L’inactivation du gène de l’aromatase chez le lapin

L’inactivation du gène de l’aromatase chez le lapin démontre le rôle fondamental des œstrogènes dans l’établissement du stock de cellules germinales dans l’ovaire fœtal

On sait depuis longtemps que les œstrogènes produits par l’ovaire à partir de la puberté jouent un rôle majeur dans la différenciation du sexe et le fonctionnement de l’ovaire chez les mammifères. On connait beaucoup moins bien le rôle de la production précoce d’œstrogènes qui est observée dans l’ovaire fœtal chez de nombreuses espèces (dont l’humain ou le lapin) mais pas toutes (la souris par exemple). Des travaux anciens avaient émis l’hypothèse que ces œstrogènes pourraient agir sur la différenciation de l’ovaire dès le stade fœtal, mais aucune démonstration n’avait pu être apportée faute de modèle animal adéquat, la souris n’étant pas un modèle pertinent pour cette étude.

Grâce à la technologie de « genome editing » très efficace chez le lapin, les chercheurs de l’unité Biologie de la Reproduction, Environnement, Epigénétique, et Développement- BREED (SAPS, INRAe/UPSaclay, Jouy-en-Josas) ont généré une lignée de lapins dépourvus de toute synthèse d’œstrogènes suite à l’introduction d’une mutation STOP dans le gène CYP19A1 codant pour l’aromatase, l’enzyme de synthèse des œstrogènes. L’étude décrit le phénotype des gonades femelles au cours de leur différenciation, depuis le stade « gonade indifférenciée » chez le fœtus jusque chez l’adulte. Ainsi, même en absence totale de production d’œstrogènes, la gonade fœtale de la petite femelle se différencie en un ovaire. Mais cet ovaire ne se différencie pas normalement : en effet, on assiste à une réduction massive et définitive du stock de cellules germinales (réserve ovarienne).

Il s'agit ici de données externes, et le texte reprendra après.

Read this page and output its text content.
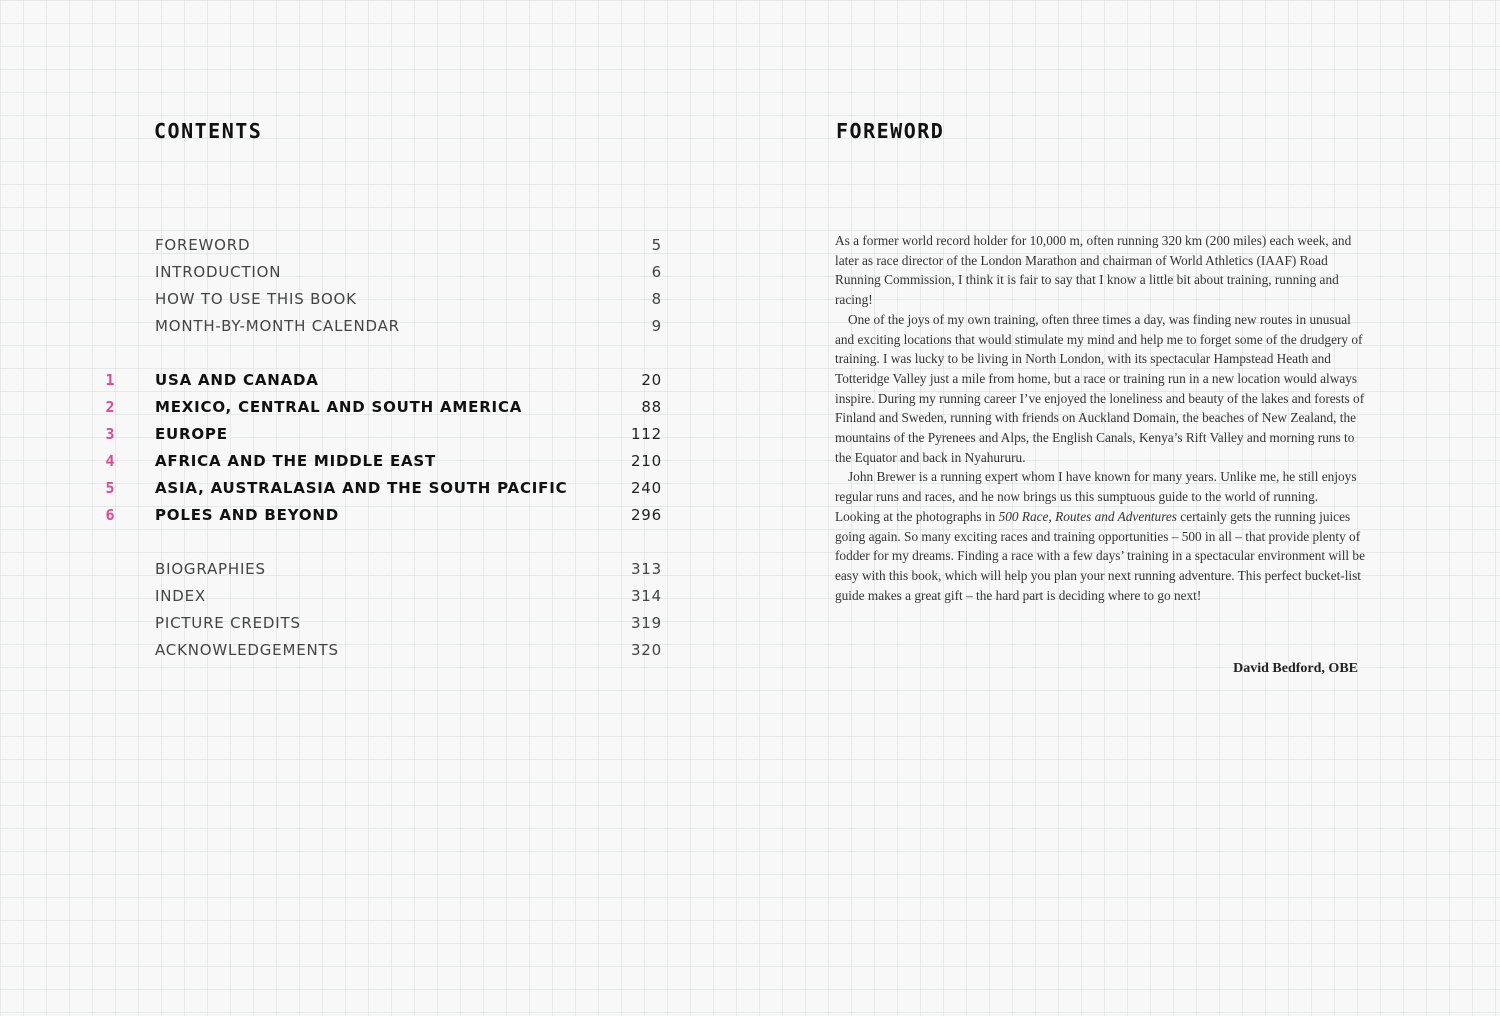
CONTENTS
FOREWORD	5
INTRODUCTION	6
HOW TO USE THIS BOOK	8
MONTH-BY-MONTH CALENDAR	9
1	USA AND CANADA	20
2	MEXICO, CENTRAL AND SOUTH AMERICA	88
3	EUROPE	112
4	AFRICA AND THE MIDDLE EAST	210
5	ASIA, AUSTRALASIA AND THE SOUTH PACIFIC	240
6	POLES AND BEYOND	296
BIOGRAPHIES	313
INDEX	314
PICTURE CREDITS	319
ACKNOWLEDGEMENTS	320
FOREWORD

As a former world record holder for 10,000 m, often running 320 km (200 miles) each week, and later as race director of the London Marathon and chairman of World Athletics (IAAF) Road Running Commission, I think it is fair to say that I know a little bit about training, running and racing!

One of the joys of my own training, often three times a day, was finding new routes in unusual and exciting locations that would stimulate my mind and help me to forget some of the drudgery of training. I was lucky to be living in North London, with its spectacular Hampstead Heath and Totteridge Valley just a mile from home, but a race or training run in a new location would always inspire. During my running career I’ve enjoyed the loneliness and beauty of the lakes and forests of Finland and Sweden, running with friends on Auckland Domain, the beaches of New Zealand, the mountains of the Pyrenees and Alps, the English Canals, Kenya’s Rift Valley and morning runs to the Equator and back in Nyahururu.

John Brewer is a running expert whom I have known for many years. Unlike me, he still enjoys regular runs and races, and he now brings us this sumptuous guide to the world of running. Looking at the photographs in 500 Race, Routes and Adventures certainly gets the running juices going again. So many exciting races and training opportunities – 500 in all – that provide plenty of fodder for my dreams. Finding a race with a few days’ training in a spectacular environment will be easy with this book, which will help you plan your next running adventure. This perfect bucket-list guide makes a great gift – the hard part is deciding where to go next!

David Bedford, OBE
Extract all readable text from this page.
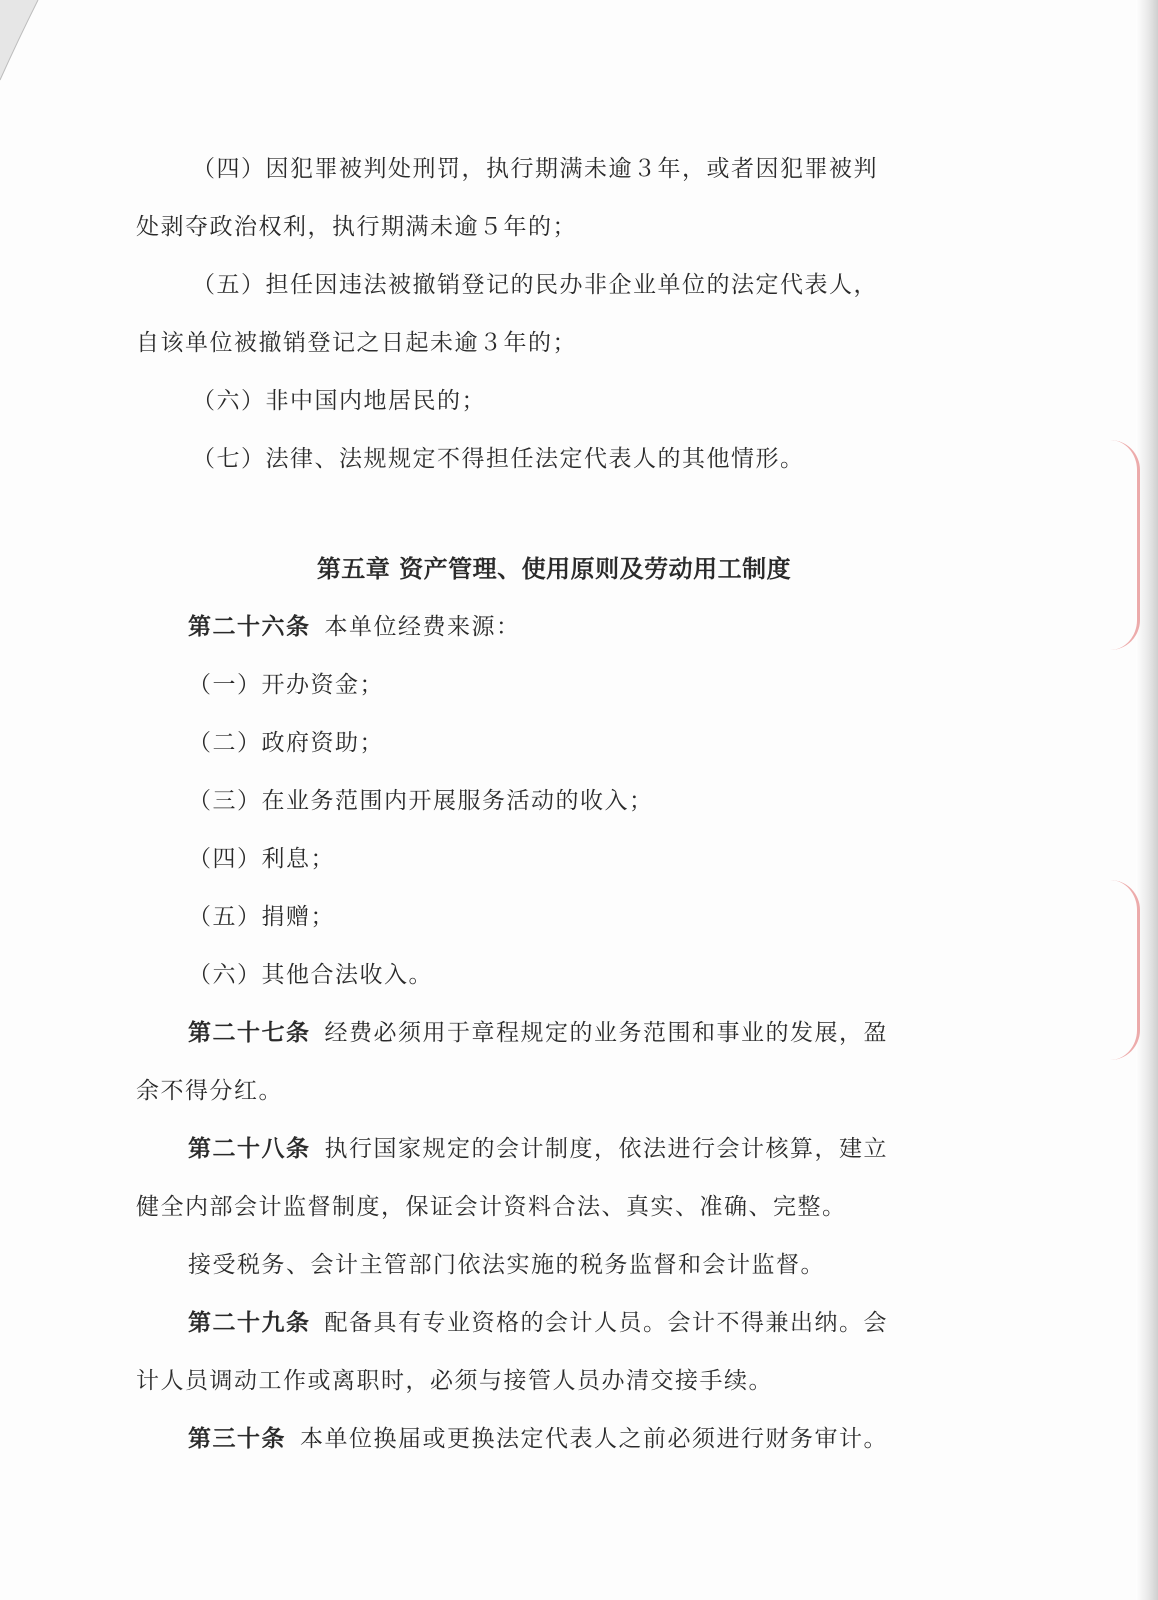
（四）因犯罪被判处刑罚，执行期满未逾３年，或者因犯罪被判
处剥夺政治权利，执行期满未逾５年的；
（五）担任因违法被撤销登记的民办非企业单位的法定代表人，
自该单位被撤销登记之日起未逾３年的；
（六）非中国内地居民的；
（七）法律、法规规定不得担任法定代表人的其他情形。
第五章 资产管理、使用原则及劳动用工制度
第二十六条 本单位经费来源：
（一）开办资金；
（二）政府资助；
（三）在业务范围内开展服务活动的收入；
（四）利息；
（五）捐赠；
（六）其他合法收入。
第二十七条 经费必须用于章程规定的业务范围和事业的发展，盈
余不得分红。
第二十八条 执行国家规定的会计制度，依法进行会计核算，建立
健全内部会计监督制度，保证会计资料合法、真实、准确、完整。
接受税务、会计主管部门依法实施的税务监督和会计监督。
第二十九条 配备具有专业资格的会计人员。会计不得兼出纳。会
计人员调动工作或离职时，必须与接管人员办清交接手续。
第三十条 本单位换届或更换法定代表人之前必须进行财务审计。
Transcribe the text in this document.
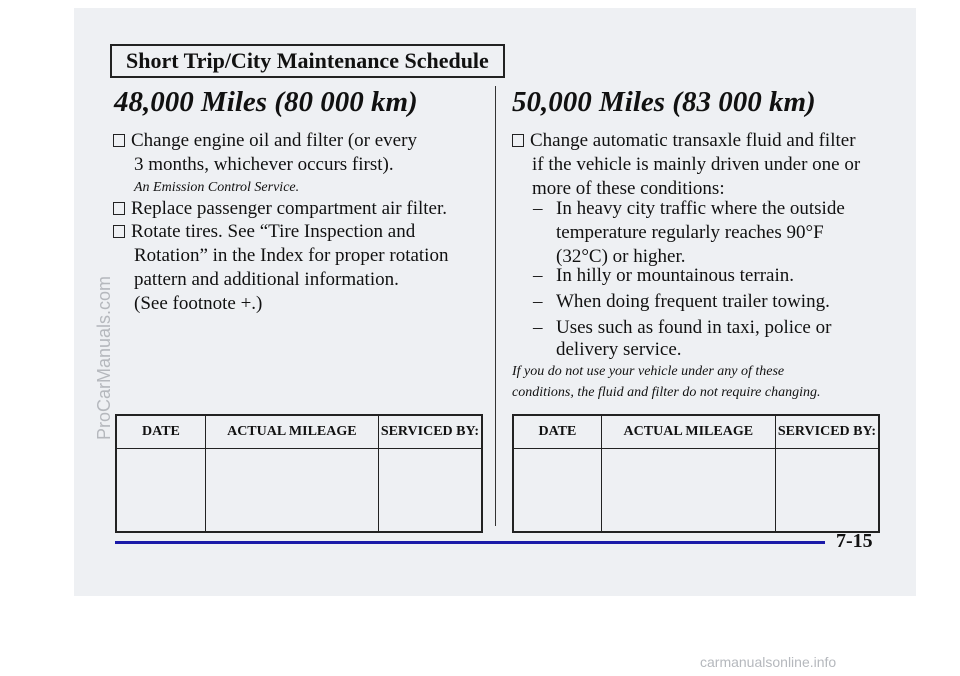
Short Trip/City Maintenance Schedule
48,000 Miles (80 000 km)
Change engine oil and filter (or every
3 months, whichever occurs first).
An Emission Control Service.
Replace passenger compartment air filter.
Rotate tires. See “Tire Inspection and
Rotation” in the Index for proper rotation
pattern and additional information.
(See footnote +.)
DATE	ACTUAL MILEAGE	SERVICED BY:

50,000 Miles (83 000 km)
Change automatic transaxle fluid and filter
if the vehicle is mainly driven under one or
more of these conditions:
– In heavy city traffic where the outside
temperature regularly reaches 90°F
(32°C) or higher.
– In hilly or mountainous terrain.
– When doing frequent trailer towing.
– Uses such as found in taxi, police or
delivery service.
If you do not use your vehicle under any of these
conditions, the fluid and filter do not require changing.
DATE	ACTUAL MILEAGE	SERVICED BY:

7-15
ProCarManuals.com
carmanualsonline.info
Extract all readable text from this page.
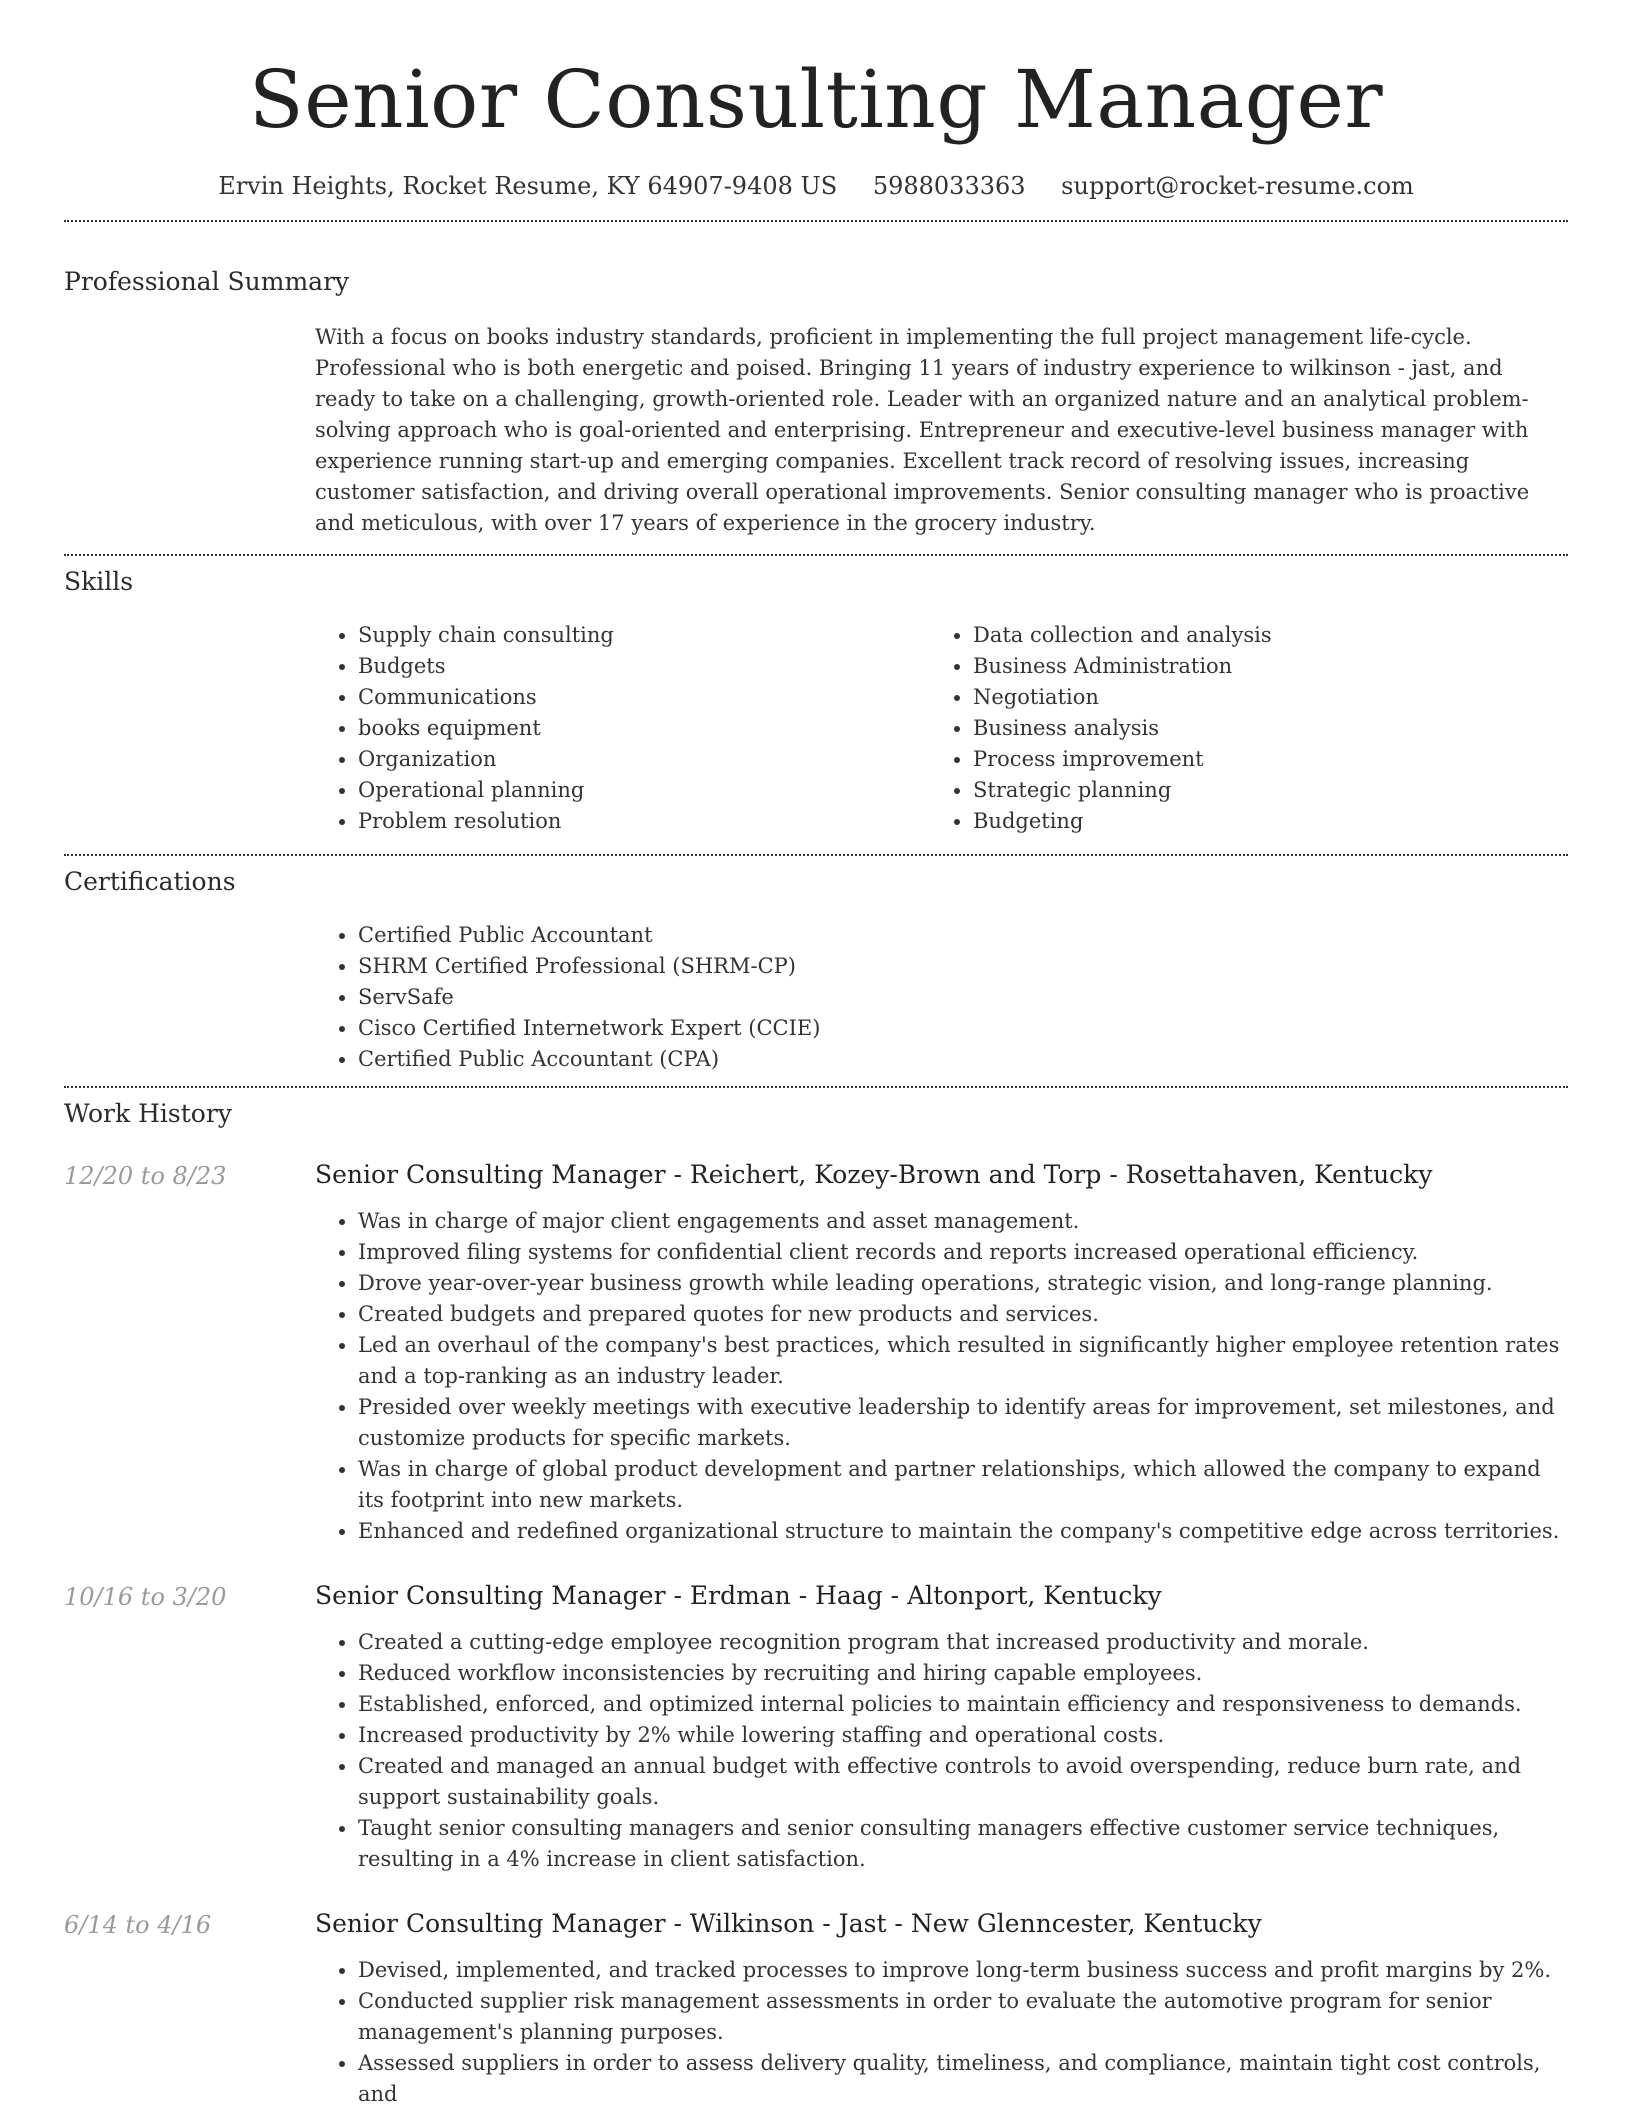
Senior Consulting Manager
Ervin Heights, Rocket Resume, KY 64907-9408 US 5988033363 support@rocket-resume.com
Professional Summary
With a focus on books industry standards, proficient in implementing the full project management life-cycle. Professional who is both energetic and poised. Bringing 11 years of industry experience to wilkinson - jast, and ready to take on a challenging, growth-oriented role. Leader with an organized nature and an analytical problem-solving approach who is goal-oriented and enterprising. Entrepreneur and executive-level business manager with experience running start-up and emerging companies. Excellent track record of resolving issues, increasing customer satisfaction, and driving overall operational improvements. Senior consulting manager who is proactive and meticulous, with over 17 years of experience in the grocery industry.
Skills
• Supply chain consulting
• Budgets
• Communications
• books equipment
• Organization
• Operational planning
• Problem resolution
• Data collection and analysis
• Business Administration
• Negotiation
• Business analysis
• Process improvement
• Strategic planning
• Budgeting
Certifications
• Certified Public Accountant
• SHRM Certified Professional (SHRM-CP)
• ServSafe
• Cisco Certified Internetwork Expert (CCIE)
• Certified Public Accountant (CPA)
Work History
12/20 to 8/23	Senior Consulting Manager - Reichert, Kozey-Brown and Torp - Rosettahaven, Kentucky
• Was in charge of major client engagements and asset management.
• Improved filing systems for confidential client records and reports increased operational efficiency.
• Drove year-over-year business growth while leading operations, strategic vision, and long-range planning.
• Created budgets and prepared quotes for new products and services.
• Led an overhaul of the company's best practices, which resulted in significantly higher employee retention rates and a top-ranking as an industry leader.
• Presided over weekly meetings with executive leadership to identify areas for improvement, set milestones, and customize products for specific markets.
• Was in charge of global product development and partner relationships, which allowed the company to expand its footprint into new markets.
• Enhanced and redefined organizational structure to maintain the company's competitive edge across territories.
10/16 to 3/20	Senior Consulting Manager - Erdman - Haag - Altonport, Kentucky
• Created a cutting-edge employee recognition program that increased productivity and morale.
• Reduced workflow inconsistencies by recruiting and hiring capable employees.
• Established, enforced, and optimized internal policies to maintain efficiency and responsiveness to demands.
• Increased productivity by 2% while lowering staffing and operational costs.
• Created and managed an annual budget with effective controls to avoid overspending, reduce burn rate, and support sustainability goals.
• Taught senior consulting managers and senior consulting managers effective customer service techniques, resulting in a 4% increase in client satisfaction.
6/14 to 4/16	Senior Consulting Manager - Wilkinson - Jast - New Glenncester, Kentucky
• Devised, implemented, and tracked processes to improve long-term business success and profit margins by 2%.
• Conducted supplier risk management assessments in order to evaluate the automotive program for senior management's planning purposes.
• Assessed suppliers in order to assess delivery quality, timeliness, and compliance, maintain tight cost controls, and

Ces travaux publiés dans Endocrinology apportent la première démonstration du rôle indispensable des œstrogènes pour constituer cette réserve ovarienne. De plus, ils soulignent l’importance des régulations autocrines au sein de la gonade fœtale, suggérant que l’exposition in utero à des molécules anti-œstrogéniques (perturbateurs endocriniens ou autres facteurs environnementaux) pourrait altérer la fertilité de l’individu à naître, en réduisant définitivement sa capacité de production ovocytaire.

Légende Figure : En absence d’œstradiol dans les gonades fœtales chez les petites lapines KO on constate une baisse de l’activité de mitose de toutes les cellules de la gonade (caractérisée ici par la diminution de l’épaisseur de l’épithélium de surface, marquage par KI67). Dès lors, la gonade KO est plus petite. Après la puberté, l’aromatase est détectée dans les cellules de la granulosa de quelques grands follicules à antrum (coloration brune). Chez les lapines KO, aucun marquage n’est observé. Les ovaires sont plus petits, présentent quelques follicules à antrum mais la « réserve folliculaire » est inexistante comme on peut le voir sur l’image en zoom : pas de petits follicules capables d’entrer en croissance pour renouveler le stock de follicules à antrum mais des « vésicules » vides, traces de dégénérescence de ces follicules.